SQL injection (SQLi) A type of application attack in which an attacker can execute commands against an application’s database by sending specially crafted data to the application’s user interface.

tactics, techniques, and procedures (TTP) The set of common activities that make up a pattern of attack and that can then be attributed to a particular type of attack or even group of malicious attackers.

tailgating The process of a second person passing through a control point (such as a locked door or turnstile) without the knowledge of the authenticated person ahead of them.

threat A malicious action or actor seeking to compromise systems for various purposes.

threat modeling Analyzing a system to understand the likely threats it faces, with the goal of proactively designing countermeasures to address those threats.

virus A subset of malware, this malicious code is designed to impact a system’s functionality or gain unauthorized access to the system while also spreading itself to other systems.

vulnerability A flaw or weakness in a system that could allow an attacker to bypass other security controls of the system.

vulnerability management The practice within an organization of actively attempting to identify and remediate security vulnerabilities across systems and software.

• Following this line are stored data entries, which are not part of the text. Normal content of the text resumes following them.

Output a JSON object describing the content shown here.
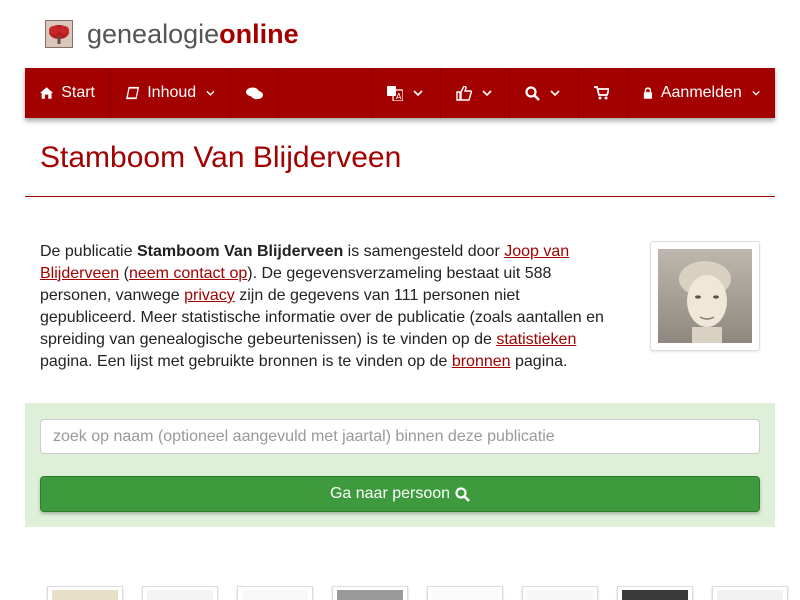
{
  "logo": {
    "part1": "genealogie",
    "part2": "online",
    "icon": "tree-icon"
  },
  "nav": {
    "start": {
      "label": "Start",
      "icon": "home-icon"
    },
    "inhoud": {
      "label": "Inhoud",
      "icon": "book-icon"
    },
    "chat": {
      "icon": "comments-icon"
    },
    "language": {
      "icon": "language-icon"
    },
    "thumb": {
      "icon": "thumbs-up-icon"
    },
    "search": {
      "icon": "search-icon"
    },
    "cart": {
      "icon": "cart-icon"
    },
    "login": {
      "label": "Aanmelden",
      "icon": "lock-icon"
    }
  },
  "page": {
    "title": "Stamboom Van Blijderveen"
  },
  "intro": {
    "t1": "De publicatie ",
    "pubname": "Stamboom Van Blijderveen",
    "t2": " is samengesteld door ",
    "author": "Joop van Blijderveen",
    "t3": " (",
    "contact": "neem contact op",
    "t4": "). De gegevensverzameling bestaat uit 588 personen, vanwege ",
    "privacy": "privacy",
    "t5": " zijn de gegevens van 111 personen niet gepubliceerd. Meer statistische informatie over de publicatie (zoals aantallen en spreiding van genealogische gebeurtenissen) is te vinden op de ",
    "stats": "statistieken",
    "t6": " pagina. Een lijst met gebruikte bronnen is te vinden op de ",
    "sources": "bronnen",
    "t7": " pagina."
  },
  "search": {
    "placeholder": "zoek op naam (optioneel aangevuld met jaartal) binnen deze publicatie",
    "button_label": "Ga naar persoon"
  },
  "colors": {
    "brand": "#a30000",
    "panel": "#dff0d8",
    "button": "#3d9a3d"
  }
}
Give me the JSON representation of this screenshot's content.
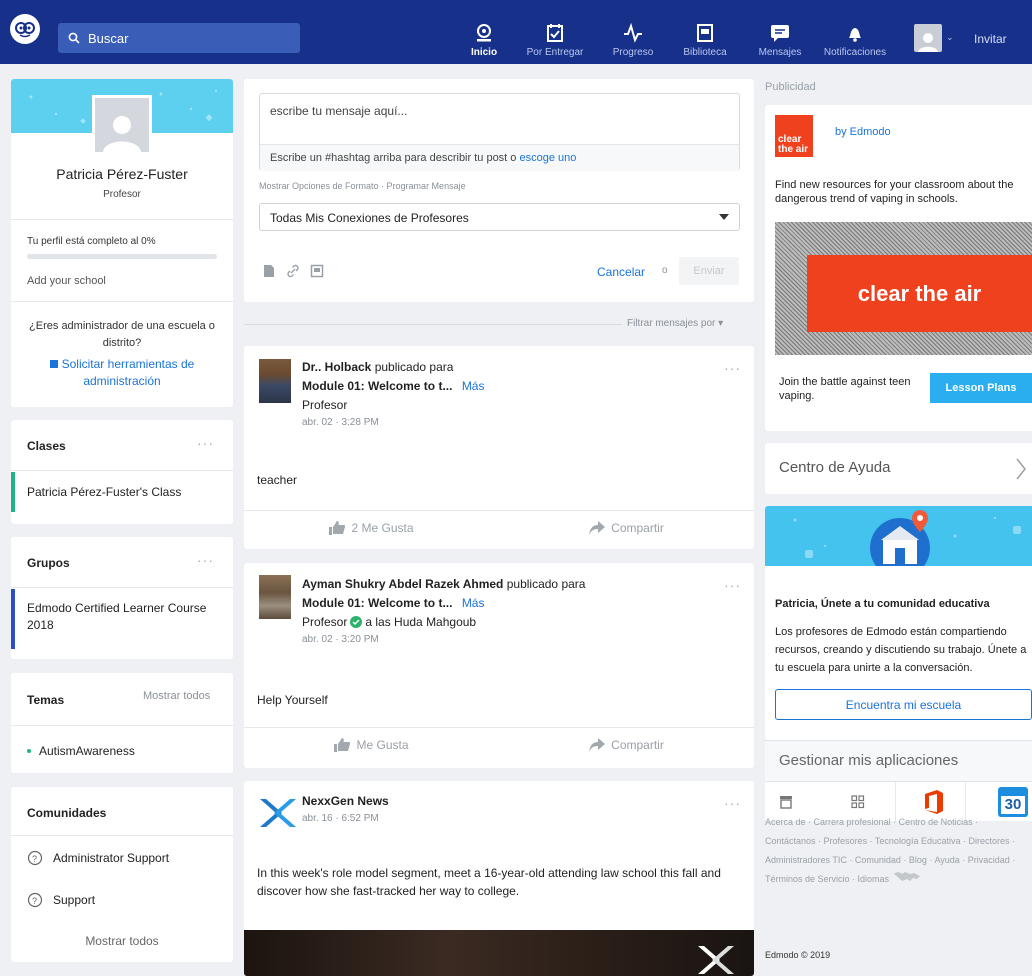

web application firewall (WAF) A specific form of firewall that analyzes requests sent to a web application to identify and defend against potential attacks.

worm A subset of malware, this form of malicious software spreads itself from one system to another via the network. It is different from a virus in that it doesn’t necessarily impact system functionality or gain additional access.

zero trust A model for implementing security controls in which all components of a system are treated as untrusted by all other components of the system, and therefore all interactions must first go through authentication and authorization.